Dans le chapitre traitant des transports de l’Histoire quantitative de l’économie française, Jean-Claude Toutain (1967, p. 277) donne ainsi quelques informations intéressantes à ce propos. Il met par exemple en évidence une décroissance continue des tarifs ferroviaires de 1840 à 1913 qui passent de 7,1 centimes/V.K à 4 c/V.K.. Dans L’Histoire économique et sociale de la France, on trouve les chiffres suivant : de 7c en 1841 à 5,04 en 1880 (Léon, 1976, pp. 267-268) et de 5,2c en 1877 à 3,4 en 1913 (Caron et Bouvier, 1979, p. 126). Ensuite, l’existence d’une inflation non nulle provoque une hausse des prix en francs courants. Alain Bonnafous (1995), citant Michel Savy, évoque néanmoins une division par 7 du prix de la tonne.kilomètre entre 1841 et 1990. Pour Patrick Verlay (1997, p. 194), la diminution des coûts de transport tout au long du XIXe siècle ne fait pas de doute non plus. Il présente, concernant le déplacement des marchandises, des résultats par mode tout à fait éloquents. De même, Gérard Landgraf (1973, p. 32) évoque une réduction tarifaire de 17,8% sur les chemins de fer français entre 1890 et 1900. Concernant « le système de transport préferroviaire », c’est-à-dire la période avant 1840-1850, François Caron dresse le même constat (1997, p. 71).

La grande vitesse ferroviaire, d’un certain point de vue, n’est pas en rupture avec de telles évolutions. Le jeu de concurrence s’établissant entre les exploitants aériens et celui du TGV peut éclairer cet aspect. Le raisonnement s’appuie sur le seul fait qu’il existe une concurrence entre les deux modes. En effet, sur le court terme, les performances techniques de chacun d’eux peuvent être considérées comme fixées, celles du TGV étant dans le cas général un peu en deçà de celles de l’avion. La compétition porte donc principalement sur les prix, critère pour lequel l’avantage est globalement inversé. Le train, à performances comparables est donc moins onéreux – confirmant ainsi l’hypothèse de décroissance des coûts de transport – mais demeure suffisamment proche de l’avion pour qu’une concurrence s’instaure – infirmant de cette manière l’hypothèse d’une véritable rupture –.
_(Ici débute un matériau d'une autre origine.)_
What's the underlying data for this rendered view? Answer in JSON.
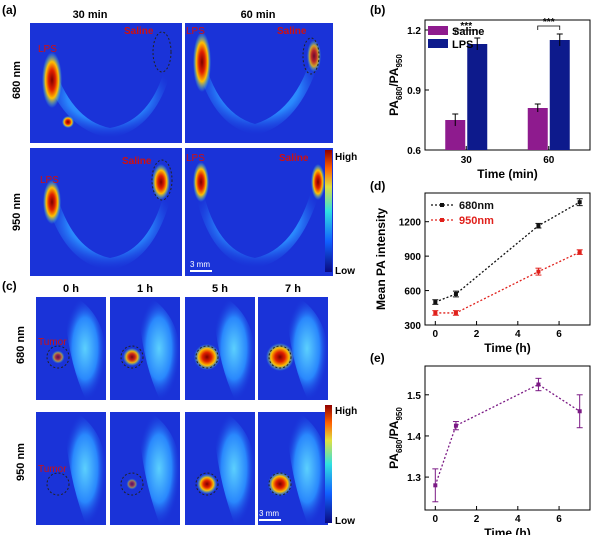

Si l’on compare maintenant les tarifs du TGV à ceux qui prévalaient sur les trains classiques avant leur suppression, la conclusion est inversée. La perspective de longue durée adoptée dans ces pages oblige cependant à considérer ces hausses comme contingentes, comme des accidents de parcours en quelque sorte. Plusieurs considérations autorisent cette légèreté sur une question qui a fait l’objet de vifs débats, en particulier en France. Il faut d’abord constater que la politique de la SNCF a été plutôt versatile ces derniers temps concernant la tarification de la grande vitesse. D’abord tarifé au même prix, à peu de chose près, que le train classique, le TGV a ensuite été vendu le plus cher possible avant qu’enfin la SNCF choisisse de maximiser son trafic et non plus ses recettes unitaires. La montée régulière de la pression concurrentielle sur le système ferroviaire est un deuxième élément qui empêche vraisemblablement que la revalorisation des tarifs ferroviaires puisse être un phénomène durable. Enfin, il est difficile de raisonner les évolutions tarifaires de longue période en prenant comme base un mode – le train classique à grand parcours – qui ne constitue qu’une partie d’un système technique plus vaste, dont les performances semblent figées depuis de longues années et dont le niveau de service offert paraît socialement de plus en plus obsolète.

Notes
16.

()011Cet élargissement des préoccupations à d’autres caractéristiques que la seule vitesse permet aussi de revenir brièvement sur la controverse déjà mentionnée à propos du délai nécessaire à César et Napoléon pour rallier Lutèce (ou Paris) à Rome. Il est clair, en effet, que la disposition par le second de bêtes de traits qui, grâce au collier d’épaule, pouvaient acheminer des charges considérablement plus importantes, transforme la nature du trajet. La performance de la Grande Armée n’est en rien comparable à celle des légions romaines.

17.

()011D’après Yves Lequin, cité par Fernand Braudel (1986, tome 3, p. 198), la fortune moyenne des français aurait été multipliée, avec bien des inégalités, par 4,5 de 1825 à 1914.